Still, equipment to support the extensive campaign -- which UN agencies say could start on August 31 -- has already arrived in the region.

The Palestinian health ministry in the occupied West Bank said last week that tests in Jordan had confirmed polio in an unvaccinated 10-month-old baby from central Gaza, AFP reported.

According to the United Nations, Gaza had not registered a case for 25 years, although type 2 poliovirus was detected in samples collected from the territory's wastewater in June.

Poliovirus is highly infectious, and most often spread through sewage and contaminated water -- an increasingly common problem in Gaza as the Israel-Hamas war drags on.

The disease mainly affects children under the age of five. It can cause deformities and paralysis, and is potentially fatal.
UN bodies the World Health Organization (WHO) and children's agency UNICEF say the have detailed plans to vaccinate 640,000 children across Gaza.

But a major challenge remains Israel's devastating military campaign, after Hamas's October 7 attack.

"It's extremely difficult to undertake a vaccination campaign of this scale and volume under a sky full of air strikes," said Juliette Touma, director of communications for the UN agency for Palestinian refugees, UNRWA.
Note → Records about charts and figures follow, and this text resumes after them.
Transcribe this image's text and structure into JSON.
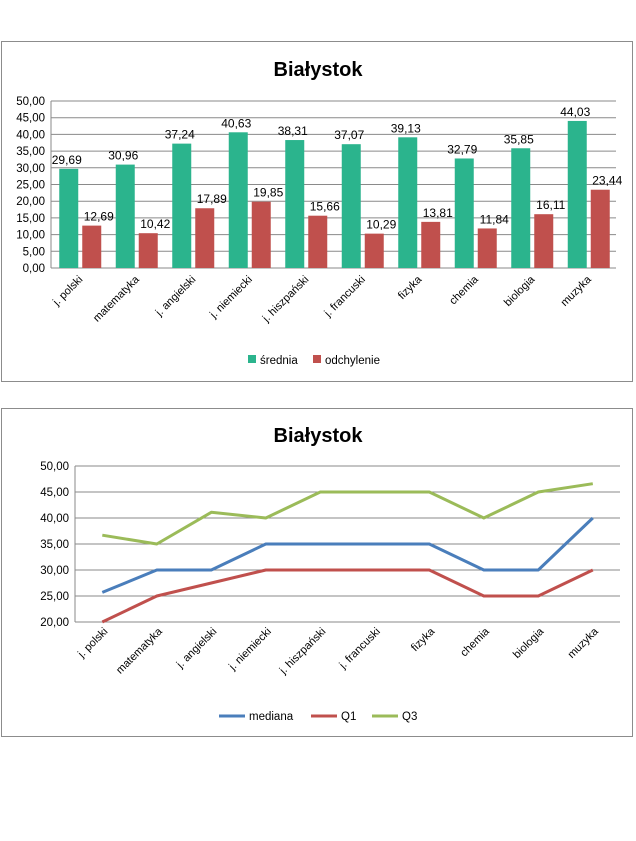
{
  "chart_data": [
    {
      "type": "bar",
      "title": "Białystok",
      "categories": [
        "j. polski",
        "matematyka",
        "j. angielski",
        "j. niemiecki",
        "j. hiszpański",
        "j. francuski",
        "fizyka",
        "chemia",
        "biologia",
        "muzyka"
      ],
      "series": [
        {
          "name": "średnia",
          "color": "#2bb48d",
          "values": [
            29.69,
            30.96,
            37.24,
            40.63,
            38.31,
            37.07,
            39.13,
            32.79,
            35.85,
            44.03
          ],
          "labels": [
            "29,69",
            "30,96",
            "37,24",
            "40,63",
            "38,31",
            "37,07",
            "39,13",
            "32,79",
            "35,85",
            "44,03"
          ]
        },
        {
          "name": "odchylenie",
          "color": "#c0504d",
          "values": [
            12.69,
            10.42,
            17.89,
            19.85,
            15.66,
            10.29,
            13.81,
            11.84,
            16.11,
            23.44
          ],
          "labels": [
            "12,69",
            "10,42",
            "17,89",
            "19,85",
            "15,66",
            "10,29",
            "13,81",
            "11,84",
            "16,11",
            "23,44"
          ]
        }
      ],
      "ylim": [
        0,
        50
      ],
      "yticks": [
        "0,00",
        "5,00",
        "10,00",
        "15,00",
        "20,00",
        "25,00",
        "30,00",
        "35,00",
        "40,00",
        "45,00",
        "50,00"
      ],
      "grid": true,
      "legend": "bottom"
    },
    {
      "type": "line",
      "title": "Białystok",
      "categories": [
        "j. polski",
        "matematyka",
        "j. angielski",
        "j. niemiecki",
        "j. hiszpański",
        "j. francuski",
        "fizyka",
        "chemia",
        "biologia",
        "muzyka"
      ],
      "series": [
        {
          "name": "mediana",
          "color": "#4a7ebb",
          "values": [
            25.7,
            30,
            30,
            35,
            35,
            35,
            35,
            30,
            30,
            40
          ]
        },
        {
          "name": "Q1",
          "color": "#c0504d",
          "values": [
            20,
            25,
            27.5,
            30,
            30,
            30,
            30,
            25,
            25,
            30
          ]
        },
        {
          "name": "Q3",
          "color": "#9bbb59",
          "values": [
            36.7,
            35,
            41.1,
            40,
            45,
            45,
            45,
            40,
            45,
            46.6
          ]
        }
      ],
      "ylim": [
        20,
        50
      ],
      "yticks": [
        "20,00",
        "25,00",
        "30,00",
        "35,00",
        "40,00",
        "45,00",
        "50,00"
      ],
      "grid": true,
      "legend": "bottom"
    }
  ]
}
Under the UN plan, 2,700 health workers in 708 teams would take part, with the WHO overseeing the effort, said Richard Peeperkorn, the agency's representative in the Palestinian territories.
UNICEF would ensure the cold supply chain as vaccines are brought into and distributed across Gaza, spokesman Jonathan Crickx said.

Cold chain components including refrigerators arrived Wednesday at Israel's main international airport.

Some 1.6 million doses of the oral vaccine would follow, and are expected to enter Gaza on Sunday via the Kerem Shalom crossing, Crickx said.

The UN agencies plan to administer two doses each for about 95 percent of children under 10 in Gaza, according to Crickx. Surplus doses would cover expected losses to heat or other causes.

While Israel has repeatedly dismissed claims it was blocking aid into Gaza, relief workers have long complained of the many obstacles they face in getting supplies into the territory, which has suffered severe shortages of everything from fuel and medical equipment to food.

And once in Gaza, fighting, widespread devastation and crumbling infrastructure all complicate delivery and safe access.

Touma, who worked on polio response during wars in Iraq and Syria, said that "the return of polio to a place where it's been eradicated says quite a lot."

Israel's military campaign since October 7 has killed at least 40,223 people in Gaza.

Gaza's health care system has been decimated, with "only 16 out of 36 hospitals... still functioning, and only partially," Crickx said.

Out of those, only 11 facilities are capable of maintaining the cold chain, he added.

The vaccines would first be kept at a UN storage space in central Gaza, and then distributed to public and private health facilities as well as UNRWA shelters "hopefully by refrigerated trucks if we can find some, otherwise by cold boxes" filled with ice packs, Crickx said.
Many Gazans now live in makeshift camps or UNRWA schools, making them hard to reach, said Moussa Abed, director of primary health care at the Gaza health ministry.

Nearly all of the territory's 2.4 million people have been displaced at least once during the war.

UN Secretary-General Antonio Guterres has called for two seven-day breaks in the war to administer doses.

Abed said that "without a safe environment for the vaccination campaign, we will not be able to reach 95 percent of the children under the age of 10, which is the goal of this campaign."